Despite the sharp decline in the last three months of the year room occupancy levels throughout 2005 have improved slightly. The survey shows that despite the CHOGM summit, occupancy levels for the 5 star sector were unchanged in the last quarter of 2005. The negative trend registered in the last three months of 2005 is likely to persist in the first three months of 2006. A telephone survey included in the Deloitte report indicates that in January all hotel categories including five stars experienced a sharp decline in occupancy, with the decline for 3 and 4 star hotels persisting in February and March.
The survey indicates that three star sector have experienced sharp drops of 16 per cent in the first two months of 2006. Higher energy costs are also having a toll on the industry. “Despite the increase in occupancy and average room rate the increases in revenue have been fully absorbed by increases in energy costs,” Zammit Tabona said.
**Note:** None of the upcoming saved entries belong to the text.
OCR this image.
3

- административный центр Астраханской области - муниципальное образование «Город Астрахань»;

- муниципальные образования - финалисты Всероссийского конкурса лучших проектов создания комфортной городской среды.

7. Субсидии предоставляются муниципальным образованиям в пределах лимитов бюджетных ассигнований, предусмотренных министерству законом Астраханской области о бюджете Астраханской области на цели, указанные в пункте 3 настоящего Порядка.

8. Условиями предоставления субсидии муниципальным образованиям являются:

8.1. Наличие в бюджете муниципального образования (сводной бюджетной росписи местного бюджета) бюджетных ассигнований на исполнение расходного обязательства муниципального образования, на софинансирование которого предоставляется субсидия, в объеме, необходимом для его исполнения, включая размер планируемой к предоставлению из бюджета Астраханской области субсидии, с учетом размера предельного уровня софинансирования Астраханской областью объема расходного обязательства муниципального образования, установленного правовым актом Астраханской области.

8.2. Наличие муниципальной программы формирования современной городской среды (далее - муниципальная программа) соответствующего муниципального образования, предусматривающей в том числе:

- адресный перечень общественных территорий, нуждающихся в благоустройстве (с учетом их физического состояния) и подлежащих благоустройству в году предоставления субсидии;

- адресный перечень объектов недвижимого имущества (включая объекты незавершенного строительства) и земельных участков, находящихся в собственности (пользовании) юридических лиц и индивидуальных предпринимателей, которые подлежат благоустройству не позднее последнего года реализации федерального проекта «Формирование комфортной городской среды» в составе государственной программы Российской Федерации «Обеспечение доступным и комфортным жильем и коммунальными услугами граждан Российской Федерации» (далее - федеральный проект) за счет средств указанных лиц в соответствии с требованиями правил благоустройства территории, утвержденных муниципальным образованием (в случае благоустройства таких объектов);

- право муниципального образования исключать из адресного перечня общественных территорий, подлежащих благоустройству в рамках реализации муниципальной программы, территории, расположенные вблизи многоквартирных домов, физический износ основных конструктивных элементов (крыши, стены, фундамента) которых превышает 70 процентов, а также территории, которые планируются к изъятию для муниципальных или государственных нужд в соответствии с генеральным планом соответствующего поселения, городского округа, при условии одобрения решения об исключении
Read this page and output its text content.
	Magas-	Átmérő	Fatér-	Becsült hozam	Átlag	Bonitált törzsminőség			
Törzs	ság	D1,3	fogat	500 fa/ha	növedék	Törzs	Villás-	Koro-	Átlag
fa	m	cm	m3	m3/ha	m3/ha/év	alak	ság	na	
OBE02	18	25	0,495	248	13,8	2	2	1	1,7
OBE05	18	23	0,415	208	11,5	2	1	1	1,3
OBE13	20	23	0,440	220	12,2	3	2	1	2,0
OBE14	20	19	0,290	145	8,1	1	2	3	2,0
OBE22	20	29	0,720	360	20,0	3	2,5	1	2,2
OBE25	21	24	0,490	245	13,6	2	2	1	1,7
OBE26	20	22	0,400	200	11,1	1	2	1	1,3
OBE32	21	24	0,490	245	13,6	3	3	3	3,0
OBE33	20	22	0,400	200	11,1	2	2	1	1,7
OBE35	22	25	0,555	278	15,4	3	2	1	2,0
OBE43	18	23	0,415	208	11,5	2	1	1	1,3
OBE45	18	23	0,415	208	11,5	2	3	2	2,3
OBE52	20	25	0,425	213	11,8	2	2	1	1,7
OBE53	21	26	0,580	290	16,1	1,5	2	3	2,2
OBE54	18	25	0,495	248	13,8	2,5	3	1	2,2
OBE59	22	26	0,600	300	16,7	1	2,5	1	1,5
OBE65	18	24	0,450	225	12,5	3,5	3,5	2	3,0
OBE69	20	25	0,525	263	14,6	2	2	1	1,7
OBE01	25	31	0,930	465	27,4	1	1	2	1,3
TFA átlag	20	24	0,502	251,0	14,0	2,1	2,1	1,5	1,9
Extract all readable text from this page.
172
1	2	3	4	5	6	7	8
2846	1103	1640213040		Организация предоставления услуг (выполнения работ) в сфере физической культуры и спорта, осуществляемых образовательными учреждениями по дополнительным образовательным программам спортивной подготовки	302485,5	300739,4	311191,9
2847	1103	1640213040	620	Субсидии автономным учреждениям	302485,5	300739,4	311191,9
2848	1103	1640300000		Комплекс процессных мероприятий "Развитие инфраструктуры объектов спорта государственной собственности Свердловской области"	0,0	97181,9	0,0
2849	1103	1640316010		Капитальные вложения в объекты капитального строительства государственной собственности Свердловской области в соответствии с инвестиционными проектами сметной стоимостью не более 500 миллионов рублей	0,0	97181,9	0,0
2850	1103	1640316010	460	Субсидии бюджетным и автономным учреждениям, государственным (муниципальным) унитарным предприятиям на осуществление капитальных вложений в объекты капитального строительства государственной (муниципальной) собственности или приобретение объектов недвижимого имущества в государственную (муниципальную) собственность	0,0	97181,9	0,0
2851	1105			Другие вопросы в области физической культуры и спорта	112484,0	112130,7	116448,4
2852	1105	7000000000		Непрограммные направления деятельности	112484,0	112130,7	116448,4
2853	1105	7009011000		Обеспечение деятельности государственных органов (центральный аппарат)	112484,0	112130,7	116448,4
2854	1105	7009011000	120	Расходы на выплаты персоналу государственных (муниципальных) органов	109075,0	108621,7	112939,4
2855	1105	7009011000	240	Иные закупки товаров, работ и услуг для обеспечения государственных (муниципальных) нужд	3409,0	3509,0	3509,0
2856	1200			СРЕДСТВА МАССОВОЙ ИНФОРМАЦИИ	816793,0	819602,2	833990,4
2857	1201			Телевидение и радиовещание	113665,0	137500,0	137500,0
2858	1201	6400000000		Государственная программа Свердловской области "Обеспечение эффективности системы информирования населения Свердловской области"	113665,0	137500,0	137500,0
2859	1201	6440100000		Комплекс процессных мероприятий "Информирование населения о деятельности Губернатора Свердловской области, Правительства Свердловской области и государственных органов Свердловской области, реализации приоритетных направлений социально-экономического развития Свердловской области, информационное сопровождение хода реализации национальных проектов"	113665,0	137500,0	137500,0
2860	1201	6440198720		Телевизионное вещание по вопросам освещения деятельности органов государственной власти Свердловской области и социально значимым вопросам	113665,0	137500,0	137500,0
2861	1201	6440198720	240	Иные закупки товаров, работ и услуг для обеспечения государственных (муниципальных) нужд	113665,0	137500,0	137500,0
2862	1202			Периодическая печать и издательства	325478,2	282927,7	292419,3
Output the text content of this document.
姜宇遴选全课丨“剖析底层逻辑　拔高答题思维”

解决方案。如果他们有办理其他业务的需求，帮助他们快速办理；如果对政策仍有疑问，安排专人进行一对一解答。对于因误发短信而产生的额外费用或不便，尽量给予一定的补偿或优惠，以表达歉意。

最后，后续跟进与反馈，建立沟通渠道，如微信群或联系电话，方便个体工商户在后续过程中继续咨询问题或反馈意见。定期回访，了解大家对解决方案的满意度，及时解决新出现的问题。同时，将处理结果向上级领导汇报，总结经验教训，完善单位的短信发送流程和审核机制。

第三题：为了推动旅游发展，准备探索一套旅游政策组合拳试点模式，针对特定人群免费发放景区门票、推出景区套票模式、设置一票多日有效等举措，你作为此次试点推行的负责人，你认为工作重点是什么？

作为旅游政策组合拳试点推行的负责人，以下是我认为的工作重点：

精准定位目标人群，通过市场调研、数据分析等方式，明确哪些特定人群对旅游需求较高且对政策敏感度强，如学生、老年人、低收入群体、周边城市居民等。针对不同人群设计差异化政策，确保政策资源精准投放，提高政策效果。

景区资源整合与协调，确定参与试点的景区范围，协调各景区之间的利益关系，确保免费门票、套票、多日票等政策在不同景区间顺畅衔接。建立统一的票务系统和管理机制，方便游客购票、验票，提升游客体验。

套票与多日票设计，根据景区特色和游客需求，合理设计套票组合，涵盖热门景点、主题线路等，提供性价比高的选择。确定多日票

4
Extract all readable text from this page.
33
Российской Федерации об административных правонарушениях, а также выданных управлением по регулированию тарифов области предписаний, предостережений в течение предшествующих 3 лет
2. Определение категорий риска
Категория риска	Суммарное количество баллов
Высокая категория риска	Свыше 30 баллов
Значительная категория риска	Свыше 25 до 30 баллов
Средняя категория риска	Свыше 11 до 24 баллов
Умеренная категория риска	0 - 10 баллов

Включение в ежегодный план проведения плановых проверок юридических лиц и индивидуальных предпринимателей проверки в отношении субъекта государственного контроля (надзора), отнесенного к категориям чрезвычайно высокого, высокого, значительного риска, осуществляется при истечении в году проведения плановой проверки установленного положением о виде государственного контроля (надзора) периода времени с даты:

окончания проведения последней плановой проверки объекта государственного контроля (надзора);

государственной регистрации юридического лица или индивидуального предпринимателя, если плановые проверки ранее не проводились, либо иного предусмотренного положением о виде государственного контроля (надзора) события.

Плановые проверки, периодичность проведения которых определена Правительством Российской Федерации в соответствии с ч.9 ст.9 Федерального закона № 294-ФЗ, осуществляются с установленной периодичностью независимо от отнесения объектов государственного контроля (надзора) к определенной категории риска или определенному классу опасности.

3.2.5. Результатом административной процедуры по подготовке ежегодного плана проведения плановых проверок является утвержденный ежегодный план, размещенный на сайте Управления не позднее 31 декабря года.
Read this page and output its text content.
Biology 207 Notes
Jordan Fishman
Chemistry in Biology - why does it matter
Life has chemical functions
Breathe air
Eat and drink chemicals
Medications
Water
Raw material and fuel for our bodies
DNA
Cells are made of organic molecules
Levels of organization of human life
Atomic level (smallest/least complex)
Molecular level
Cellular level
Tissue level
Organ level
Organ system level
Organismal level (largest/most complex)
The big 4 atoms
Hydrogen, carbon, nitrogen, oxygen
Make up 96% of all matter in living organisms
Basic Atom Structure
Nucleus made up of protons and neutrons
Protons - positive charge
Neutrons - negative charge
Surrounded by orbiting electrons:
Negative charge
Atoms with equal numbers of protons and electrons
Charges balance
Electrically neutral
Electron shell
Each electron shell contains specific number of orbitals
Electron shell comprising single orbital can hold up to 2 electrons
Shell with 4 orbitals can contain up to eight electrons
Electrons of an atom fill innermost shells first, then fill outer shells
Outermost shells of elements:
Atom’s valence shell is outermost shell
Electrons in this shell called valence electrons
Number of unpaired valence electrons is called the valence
The report shows that energy costs in the fourth quarter of 2005 have jumped by 22 per cent. Three star hotels have experienced a sharp 20 per cent drop in profitability since 2004.
Charles Micallef a 3 star hotel owner speaking from the floor expressed this category’s disenchantment saying: “The MTA has only performed well as regards enforcement. At 45 per cent occupancy rate we have no choice but to lay off our employees. If we disappear, shops in Bugibba will vanish too. The owner of a nearby shop has Lm200,000 in unsold stocks. In a week he has only sold Lm6 worth of goods.”